O que primeiro me chamou atenção foi a divisão do jogo, com recorde de pessoas negras (9 de 20), sendo a maioria no Camarote (6 de 10). Sabemos que o principal privilégio do jogo inicialmente é ser do camarote, isto é, ser famoso aqui fora antes do programa começar, com mais de um milhão de seguidores em redes sociais.

Em resumo, Boninho e a produção começaram o jogo colocando os negros no poder. E isso num jogo de relações interpessoais. Além disso, quais negros foram convidados ou selecionados? Negros com história de militância, de engajamento em pautas raciais e sociais, do mundo do rap. Porém, mais importante do que isso, negros conhecidamente difíceis nos bastidores.

Não teve um produtor que eu conheça que já não tenha falado mal de Karol Conka, Projota, até mesmo Camilla. Por que então estas foram as personalidades escolhidas para estar no poder? O pré-roteiro portanto era a pauta da militância, mas tocado por pessoas incoerentes e em relativa posição de privilégio dentro do programa.

A inversão de papéis pressuposta no programa também é visível. Pessoas de grupos sociais historicamente oprimidos, com atitudes reativas para sobreviver no voraz mundo do showbiz, adquiriram posição contigente de poder. Logo, correm o risco de se tornarem opressoras se não medirem as palavras ou virarem essa chave mental da reatividade.

O resultado final foi a criação de um grupo de vilões, apelidado pelo público de “gabinete do ódio”, composto exclusivamente por pessoas negras. A principal vítima desse grupo, Lucas Peteado, também um menino negro periférico. Quase um requentado dos principais lugares imaginários do negro no Brasil. O vilão ou a vítima absoluta. E brigando entre si.

Enquanto isso, as pessoas brancas do programa seguem sendo ou as heroínas sensatas ou as “plantas”, como o público chama quem não participa do jogo e fica de figurante diante dos protagonistas (um velho imaginário do mito da democracia racial, de que os brancos não são os agentes da história).

Longe de mim defender que os posicionamentos e atitudes de Karol, Lumena, Nego Di e Projota sejam louváveis ou ignoráveis. Eu apenas suspeito que essa situação tenha sido planejada previamente ao programa. Não acho que o resultado final tenha sido favorável à diversidade e à pauta racial.
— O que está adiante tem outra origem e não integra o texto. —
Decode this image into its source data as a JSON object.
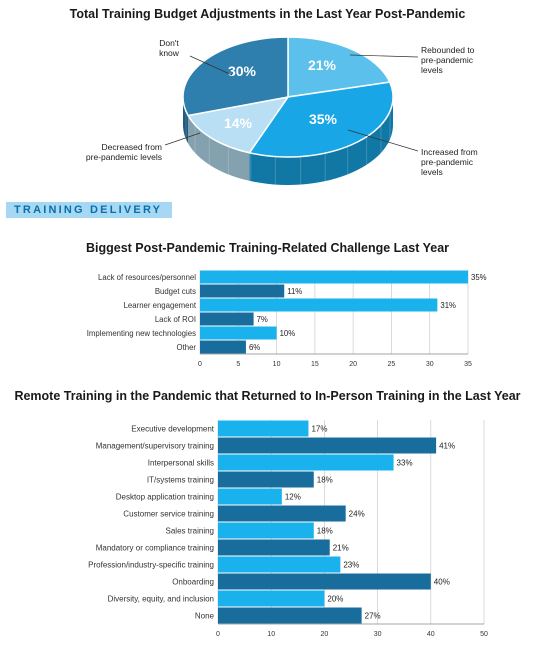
{
  "chart_data": [
    {
      "type": "pie",
      "title": "Total Training Budget Adjustments in the Last Year Post-Pandemic",
      "slices": [
        {
          "label": "Rebounded to pre-pandemic levels",
          "value": 21,
          "display": "21%",
          "color": "#5bc0eb"
        },
        {
          "label": "Increased from pre-pandemic levels",
          "value": 35,
          "display": "35%",
          "color": "#18a6e6"
        },
        {
          "label": "Decreased from pre-pandemic levels",
          "value": 14,
          "display": "14%",
          "color": "#b8dff3"
        },
        {
          "label": "Don't know",
          "value": 30,
          "display": "30%",
          "color": "#2e7eae"
        }
      ]
    },
    {
      "type": "bar",
      "orientation": "horizontal",
      "title": "Biggest Post-Pandemic Training-Related Challenge Last Year",
      "categories": [
        "Lack of resources/personnel",
        "Budget cuts",
        "Learner engagement",
        "Lack of ROI",
        "Implementing new technologies",
        "Other"
      ],
      "values": [
        35,
        11,
        31,
        7,
        10,
        6
      ],
      "value_labels": [
        "35%",
        "11%",
        "31%",
        "7%",
        "10%",
        "6%"
      ],
      "colors": [
        "#1ab2ec",
        "#186d9c",
        "#1ab2ec",
        "#186d9c",
        "#1ab2ec",
        "#186d9c"
      ],
      "xlim": [
        0,
        35
      ],
      "xticks": [
        0,
        5,
        10,
        15,
        20,
        25,
        30,
        35
      ],
      "grid": true
    },
    {
      "type": "bar",
      "orientation": "horizontal",
      "title": "Remote Training in the Pandemic that Returned to In-Person Training in the Last Year",
      "categories": [
        "Executive development",
        "Management/supervisory training",
        "Interpersonal skills",
        "IT/systems training",
        "Desktop application training",
        "Customer service training",
        "Sales training",
        "Mandatory or compliance training",
        "Profession/industry-specific training",
        "Onboarding",
        "Diversity, equity, and inclusion",
        "None"
      ],
      "values": [
        17,
        41,
        33,
        18,
        12,
        24,
        18,
        21,
        23,
        40,
        20,
        27
      ],
      "value_labels": [
        "17%",
        "41%",
        "33%",
        "18%",
        "12%",
        "24%",
        "18%",
        "21%",
        "23%",
        "40%",
        "20%",
        "27%"
      ],
      "colors": [
        "#1ab2ec",
        "#186d9c",
        "#1ab2ec",
        "#186d9c",
        "#1ab2ec",
        "#186d9c",
        "#1ab2ec",
        "#186d9c",
        "#1ab2ec",
        "#186d9c",
        "#1ab2ec",
        "#186d9c"
      ],
      "xlim": [
        0,
        50
      ],
      "xticks": [
        0,
        10,
        20,
        30,
        40,
        50
      ],
      "grid": true
    }
  ],
  "section": {
    "label": "TRAINING DELIVERY"
  }
}
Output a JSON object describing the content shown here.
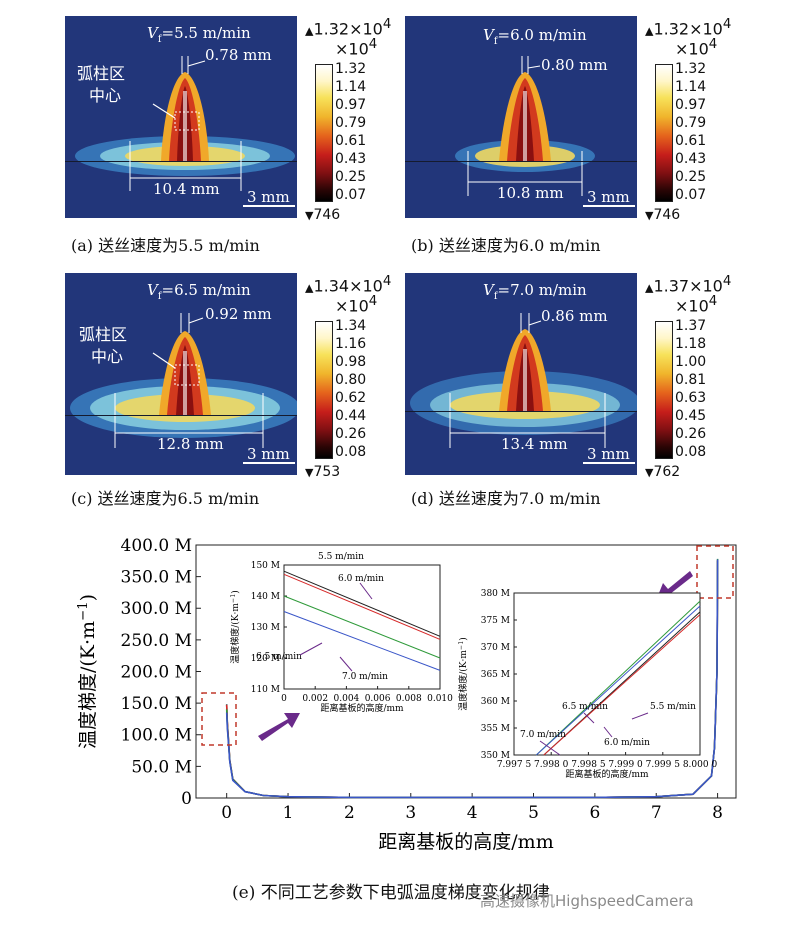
{
  "panels": [
    {
      "vf": "V",
      "vf_sub": "f",
      "vf_val": "=5.5 m/min",
      "gap": "0.78 mm",
      "width": "10.4 mm",
      "scale": "3 mm",
      "caption": "(a) 送丝速度为5.5 m/min",
      "arc_label_1": "弧柱区",
      "arc_label_2": "中心",
      "cb_top": "1.32×10",
      "cb_exp": "4",
      "cb_mult": "×10",
      "cb_mult_exp": "4",
      "cb_ticks": [
        "1.32",
        "1.14",
        "0.97",
        "0.79",
        "0.61",
        "0.43",
        "0.25",
        "0.07"
      ],
      "cb_min": "746"
    },
    {
      "vf": "V",
      "vf_sub": "f",
      "vf_val": "=6.0 m/min",
      "gap": "0.80 mm",
      "width": "10.8 mm",
      "scale": "3 mm",
      "caption": "(b) 送丝速度为6.0 m/min",
      "cb_top": "1.32×10",
      "cb_exp": "4",
      "cb_mult": "×10",
      "cb_mult_exp": "4",
      "cb_ticks": [
        "1.32",
        "1.14",
        "0.97",
        "0.79",
        "0.61",
        "0.43",
        "0.25",
        "0.07"
      ],
      "cb_min": "746"
    },
    {
      "vf": "V",
      "vf_sub": "f",
      "vf_val": "=6.5 m/min",
      "gap": "0.92 mm",
      "width": "12.8 mm",
      "scale": "3 mm",
      "caption": "(c) 送丝速度为6.5 m/min",
      "arc_label_1": "弧柱区",
      "arc_label_2": "中心",
      "cb_top": "1.34×10",
      "cb_exp": "4",
      "cb_mult": "×10",
      "cb_mult_exp": "4",
      "cb_ticks": [
        "1.34",
        "1.16",
        "0.98",
        "0.80",
        "0.62",
        "0.44",
        "0.26",
        "0.08"
      ],
      "cb_min": "753"
    },
    {
      "vf": "V",
      "vf_sub": "f",
      "vf_val": "=7.0 m/min",
      "gap": "0.86 mm",
      "width": "13.4 mm",
      "scale": "3 mm",
      "caption": "(d) 送丝速度为7.0 m/min",
      "cb_top": "1.37×10",
      "cb_exp": "4",
      "cb_mult": "×10",
      "cb_mult_exp": "4",
      "cb_ticks": [
        "1.37",
        "1.18",
        "1.00",
        "0.81",
        "0.63",
        "0.45",
        "0.26",
        "0.08"
      ],
      "cb_min": "762"
    }
  ],
  "chart_data": [
    {
      "type": "line",
      "title": "(e) 不同工艺参数下电弧温度梯度变化规律",
      "xlabel": "距离基板的高度/mm",
      "ylabel": "温度梯度/(K·m",
      "ylabel_sup": "−1",
      "ylabel_end": ")",
      "xlim": [
        -0.5,
        8.3
      ],
      "ylim": [
        0,
        400
      ],
      "xticks": [
        0,
        1,
        2,
        3,
        4,
        5,
        6,
        7,
        8
      ],
      "xtick_labels": [
        "0",
        "1",
        "2",
        "3",
        "4",
        "5",
        "6",
        "7",
        "8"
      ],
      "yticks": [
        0,
        50,
        100,
        150,
        200,
        250,
        300,
        350,
        400
      ],
      "ytick_labels": [
        "0",
        "50.0 M",
        "100.0 M",
        "150.0 M",
        "200.0 M",
        "250.0 M",
        "300.0 M",
        "350.0 M",
        "400.0 M"
      ],
      "series": [
        {
          "name": "5.5 m/min",
          "color": "#222222",
          "x": [
            0,
            0.01,
            0.05,
            0.1,
            0.3,
            0.6,
            1,
            2,
            3,
            4,
            5,
            6,
            7,
            7.6,
            7.9,
            7.95,
            7.99,
            8.0
          ],
          "y": [
            148,
            120,
            60,
            30,
            10,
            4,
            2,
            1,
            1,
            1,
            1,
            1,
            2,
            6,
            35,
            80,
            200,
            375
          ]
        },
        {
          "name": "6.0 m/min",
          "color": "#d62a2a",
          "x": [
            0,
            0.01,
            0.05,
            0.1,
            0.3,
            0.6,
            1,
            2,
            3,
            4,
            5,
            6,
            7,
            7.6,
            7.9,
            7.95,
            7.99,
            8.0
          ],
          "y": [
            147,
            119,
            59,
            29,
            10,
            4,
            2,
            1,
            1,
            1,
            1,
            1,
            2,
            6,
            35,
            80,
            200,
            376
          ]
        },
        {
          "name": "6.5 m/min",
          "color": "#2f9a3a",
          "x": [
            0,
            0.01,
            0.05,
            0.1,
            0.3,
            0.6,
            1,
            2,
            3,
            4,
            5,
            6,
            7,
            7.6,
            7.9,
            7.95,
            7.99,
            8.0
          ],
          "y": [
            140,
            115,
            58,
            29,
            10,
            4,
            2,
            1,
            1,
            1,
            1,
            1,
            2,
            6,
            35,
            80,
            200,
            378
          ]
        },
        {
          "name": "7.0 m/min",
          "color": "#3a56c8",
          "x": [
            0,
            0.01,
            0.05,
            0.1,
            0.3,
            0.6,
            1,
            2,
            3,
            4,
            5,
            6,
            7,
            7.6,
            7.9,
            7.95,
            7.99,
            8.0
          ],
          "y": [
            135,
            112,
            57,
            28,
            10,
            4,
            2,
            1,
            1,
            1,
            1,
            1,
            2,
            6,
            35,
            80,
            200,
            377
          ]
        }
      ]
    },
    {
      "type": "line",
      "title": "",
      "xlabel": "距离基板的高度/mm",
      "ylabel": "温度梯度/(K·m",
      "ylabel_sup": "−1",
      "ylabel_end": ")",
      "xlim": [
        0,
        0.01
      ],
      "ylim": [
        110,
        150
      ],
      "xticks": [
        0,
        0.002,
        0.004,
        0.006,
        0.008,
        0.01
      ],
      "xtick_labels": [
        "0",
        "0.002",
        "0.004",
        "0.006",
        "0.008",
        "0.010"
      ],
      "yticks": [
        110,
        120,
        130,
        140,
        150
      ],
      "ytick_labels": [
        "110 M",
        "120 M",
        "130 M",
        "140 M",
        "150 M"
      ],
      "series": [
        {
          "name": "5.5 m/min",
          "color": "#222222",
          "x": [
            0,
            0.01
          ],
          "y": [
            148,
            127
          ]
        },
        {
          "name": "6.0 m/min",
          "color": "#d62a2a",
          "x": [
            0,
            0.01
          ],
          "y": [
            147,
            126
          ]
        },
        {
          "name": "6.5 m/min",
          "color": "#2f9a3a",
          "x": [
            0,
            0.01
          ],
          "y": [
            140,
            120
          ]
        },
        {
          "name": "7.0 m/min",
          "color": "#3a56c8",
          "x": [
            0,
            0.01
          ],
          "y": [
            135,
            116
          ]
        }
      ],
      "annotations": [
        "5.5 m/min",
        "6.0 m/min",
        "6.5 m/min",
        "7.0 m/min"
      ]
    },
    {
      "type": "line",
      "title": "",
      "xlabel": "距离基板的高度/mm",
      "ylabel": "温度梯度/(K·m",
      "ylabel_sup": "−1",
      "ylabel_end": ")",
      "xlim": [
        7.9975,
        8.0
      ],
      "ylim": [
        350,
        380
      ],
      "xticks": [
        7.9975,
        7.998,
        7.9985,
        7.999,
        7.9995,
        8.0
      ],
      "xtick_labels": [
        "7.997 5",
        "7.998 0",
        "7.998 5",
        "7.999 0",
        "7.999 5",
        "8.000 0"
      ],
      "yticks": [
        350,
        355,
        360,
        365,
        370,
        375,
        380
      ],
      "ytick_labels": [
        "350 M",
        "355 M",
        "360 M",
        "365 M",
        "370 M",
        "375 M",
        "380 M"
      ],
      "series": [
        {
          "name": "5.5 m/min",
          "color": "#222222",
          "x": [
            7.9979,
            8.0
          ],
          "y": [
            350,
            376.5
          ]
        },
        {
          "name": "6.0 m/min",
          "color": "#d62a2a",
          "x": [
            7.9979,
            8.0
          ],
          "y": [
            349.5,
            376
          ]
        },
        {
          "name": "6.5 m/min",
          "color": "#2f9a3a",
          "x": [
            7.9978,
            8.0
          ],
          "y": [
            350,
            378.5
          ]
        },
        {
          "name": "7.0 m/min",
          "color": "#3a56c8",
          "x": [
            7.9978,
            8.0
          ],
          "y": [
            349.3,
            377.6
          ]
        }
      ],
      "annotations": [
        "6.5 m/min",
        "7.0 m/min",
        "5.5 m/min",
        "6.0 m/min"
      ]
    }
  ],
  "watermark": "高速摄像机HighspeedCamera"
}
Acho que o recorde histórico de 99,17% de rejeição na Karol Conká não tenha se dado em repúdio à sua vilania no programa, mas por ter mobilizado os fantasmas do país mais racista do mundo num momento de máxima audiência do ano.
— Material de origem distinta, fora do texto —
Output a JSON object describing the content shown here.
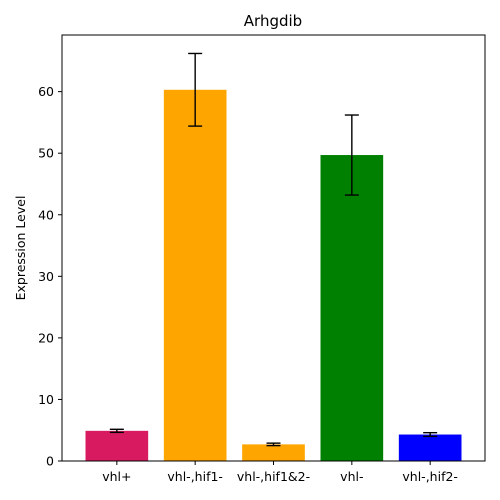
{
  "chart_data": {
    "type": "bar",
    "title": "Arhgdib",
    "xlabel": "",
    "ylabel": "Expression Level",
    "categories": [
      "vhl+",
      "vhl-,hif1-",
      "vhl-,hif1&2-",
      "vhl-",
      "vhl-,hif2-"
    ],
    "values": [
      4.9,
      60.3,
      2.7,
      49.7,
      4.3
    ],
    "errors": [
      0.25,
      5.9,
      0.2,
      6.5,
      0.3
    ],
    "colors": [
      "#d81b60",
      "#ffa500",
      "#ffa500",
      "#008000",
      "#0000ff"
    ],
    "ylim": [
      0,
      69.2
    ],
    "yticks": [
      0,
      10,
      20,
      30,
      40,
      50,
      60
    ],
    "grid": false,
    "legend": "none"
  }
}
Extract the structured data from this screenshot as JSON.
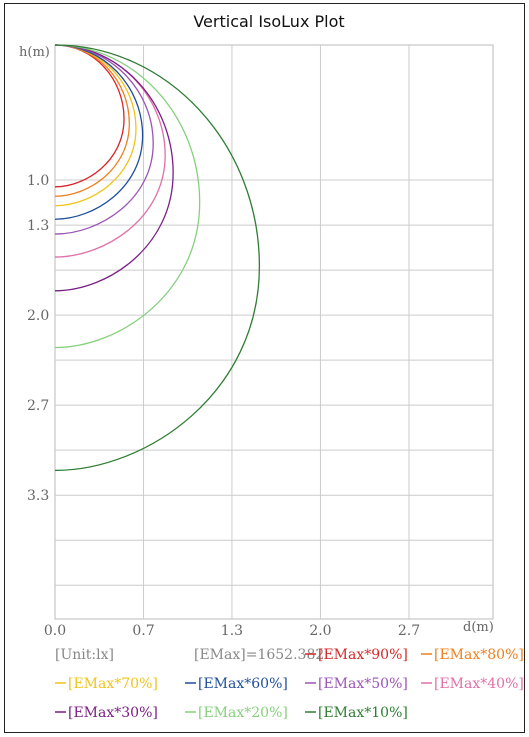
{
  "chart_data": {
    "type": "line",
    "title": "Vertical IsoLux Plot",
    "xlabel": "d(m)",
    "ylabel": "h(m)",
    "xlim": [
      0,
      3.3
    ],
    "ylim": [
      4.25,
      0
    ],
    "x_ticks": [
      "0.0",
      "0.7",
      "1.3",
      "2.0",
      "2.7"
    ],
    "x_tick_values": [
      0,
      0.667,
      1.333,
      2.0,
      2.667
    ],
    "y_ticks": [
      "1.0",
      "1.3",
      "2.0",
      "2.7",
      "3.3"
    ],
    "y_tick_values": [
      1.0,
      1.333,
      2.0,
      2.667,
      3.333
    ],
    "grid": true,
    "series": [
      {
        "name": "[EMax*90%]",
        "color": "#d62728",
        "max_d": 0.52,
        "max_h": 1.05
      },
      {
        "name": "[EMax*80%]",
        "color": "#f07f1c",
        "max_d": 0.56,
        "max_h": 1.12
      },
      {
        "name": "[EMax*70%]",
        "color": "#f0c419",
        "max_d": 0.61,
        "max_h": 1.19
      },
      {
        "name": "[EMax*60%]",
        "color": "#1f4e9c",
        "max_d": 0.66,
        "max_h": 1.29
      },
      {
        "name": "[EMax*50%]",
        "color": "#9a55b5",
        "max_d": 0.74,
        "max_h": 1.4
      },
      {
        "name": "[EMax*40%]",
        "color": "#e070a8",
        "max_d": 0.83,
        "max_h": 1.57
      },
      {
        "name": "[EMax*30%]",
        "color": "#7b1f86",
        "max_d": 0.89,
        "max_h": 1.82
      },
      {
        "name": "[EMax*20%]",
        "color": "#86d07e",
        "max_d": 1.09,
        "max_h": 2.24
      },
      {
        "name": "[EMax*10%]",
        "color": "#2e7d32",
        "max_d": 1.54,
        "max_h": 3.15
      }
    ]
  },
  "legend": {
    "unit": "[Unit:lx]",
    "emax": "[EMax]=1652.382"
  },
  "text_color": "#888888"
}
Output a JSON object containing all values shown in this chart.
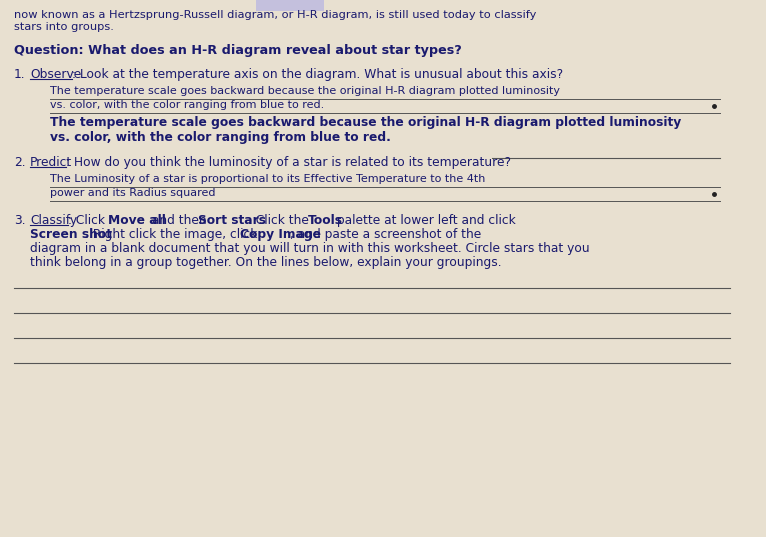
{
  "bg_color": "#e8e0d0",
  "text_color": "#1a1a6e",
  "line_color": "#555555",
  "dot_color": "#222222",
  "highlight_color": "#8888ff",
  "header_line1": "now known as a Hertzsprung-Russell diagram, or H-R diagram, is still used today to classify",
  "header_line2": "stars into groups.",
  "question": "Question: What does an H-R diagram reveal about star types?",
  "obs_label": "Observe",
  "obs_text": ": Look at the temperature axis on the diagram. What is unusual about this axis?",
  "ans1a": "The temperature scale goes backward because the original H-R diagram plotted luminosity",
  "ans1b": "vs. color, with the color ranging from blue to red.",
  "ans1c": "The temperature scale goes backward because the original H-R diagram plotted luminosity",
  "ans1d": "vs. color, with the color ranging from blue to red.",
  "pred_label": "Predict",
  "pred_text": ": How do you think the luminosity of a star is related to its temperature?",
  "ans2a": "The Luminosity of a star is proportional to its Effective Temperature to the 4th",
  "ans2b": "power and its Radius squared",
  "class_label": "Classify",
  "class_p1": ": Click ",
  "class_bold1": "Move all",
  "class_p2": " and then ",
  "class_bold2": "Sort stars",
  "class_p3": ". Click the ",
  "class_bold3": "Tools",
  "class_p4": " palette at lower left and click",
  "class_bold4": "Screen shot",
  "class_p5": ". Right click the image, click ",
  "class_bold5": "Copy Image",
  "class_p6": ", and paste a screenshot of the",
  "class_line3": "diagram in a blank document that you will turn in with this worksheet. Circle stars that you",
  "class_line4": "think belong in a group together. On the lines below, explain your groupings."
}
Karol Conká terá todos os investimentos da Globo para ser “descancelada” individualmente. Mas a pauta racial e militante, impregnada no imaginário popular agora pela figura de vilões, segue fragilizada, e ganha um discurso liberal de “moderação”, de que não adianta ter postura reativa num país em que, não, negros não estão no poder.